The parties involved had not engaged in any cooperation on automated description before this project. However, the project was launched quickly and without problems, which suggests that the topic is highly relevant and that there is a need for cooperation between a wide range of different actors. The project has made rapid progress and is more or less on schedule but, unfortunately, the productization start has been delayed because of the coronavirus pandemic and recruitment challenges. For this reason, it was decided to extend the project until the end of 2020 and the parties are currently exploring how to continue the fruitful cooperation.
Natural language processing (NLP) techniques have made huge progress during the project. The GPT neural network model of the OpenAI community has attracted the most attention but such developments as the introduction of more advanced BERT models have been more relevant to automated subject cataloging. It is therefore expected that there will also be rapid progress in the accuracy and comprehensiveness of natural language processing methods in the future and taking part in this process will provide a basis for the development of better automatic processing workflows.

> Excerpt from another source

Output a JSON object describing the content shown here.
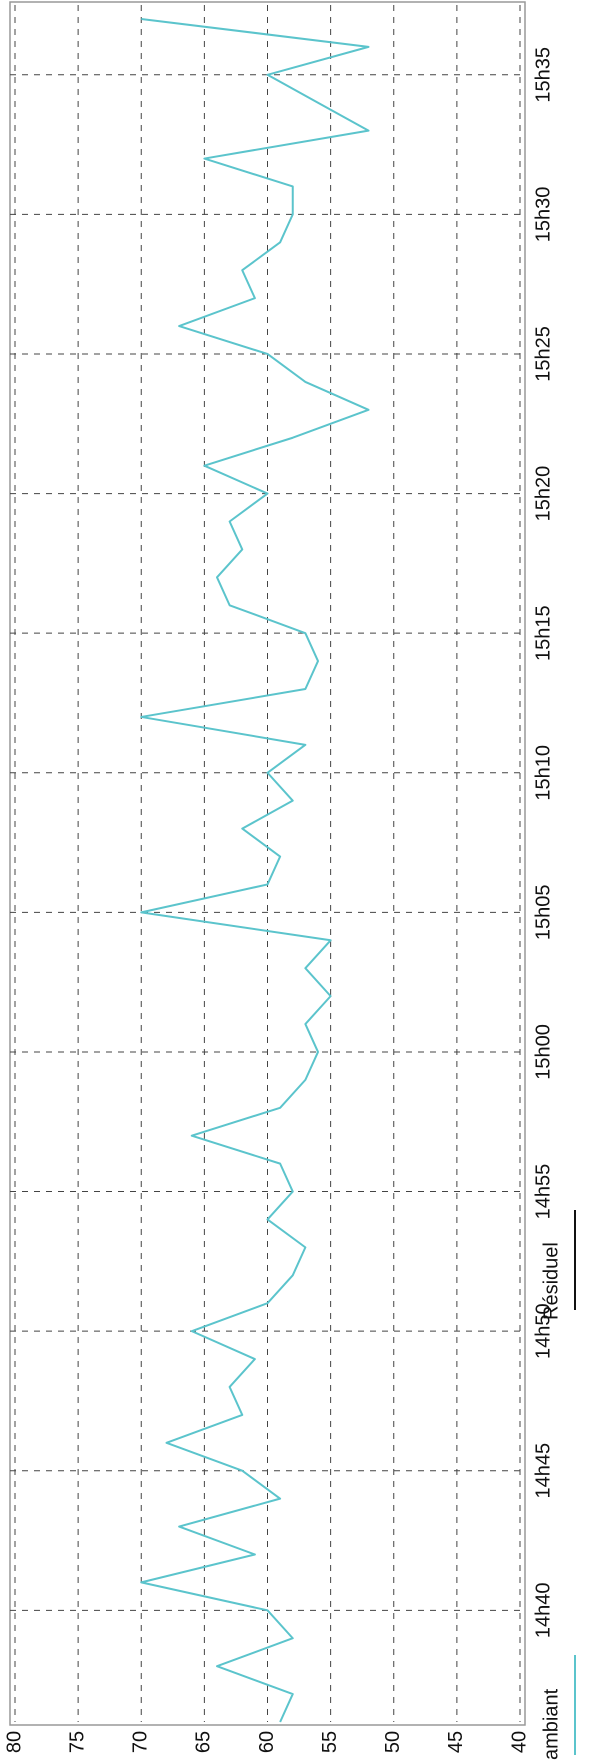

The service will reach an advanced development stage during the project and preliminary results of its use will become available. However, it is clear that the development of automated processes using artificial intelligence is at its initial stages: creating an entirely new operating model is a long process and requires continuous learning over the coming years. Integrating artificial intelligence supporting human activity into the operations of memory organizations and well-established working methods will be a challenging task.
The article in Finnish: High Performance Digitisation -hankkeella vauhtia digitaalisten aineistojen kuvailuun.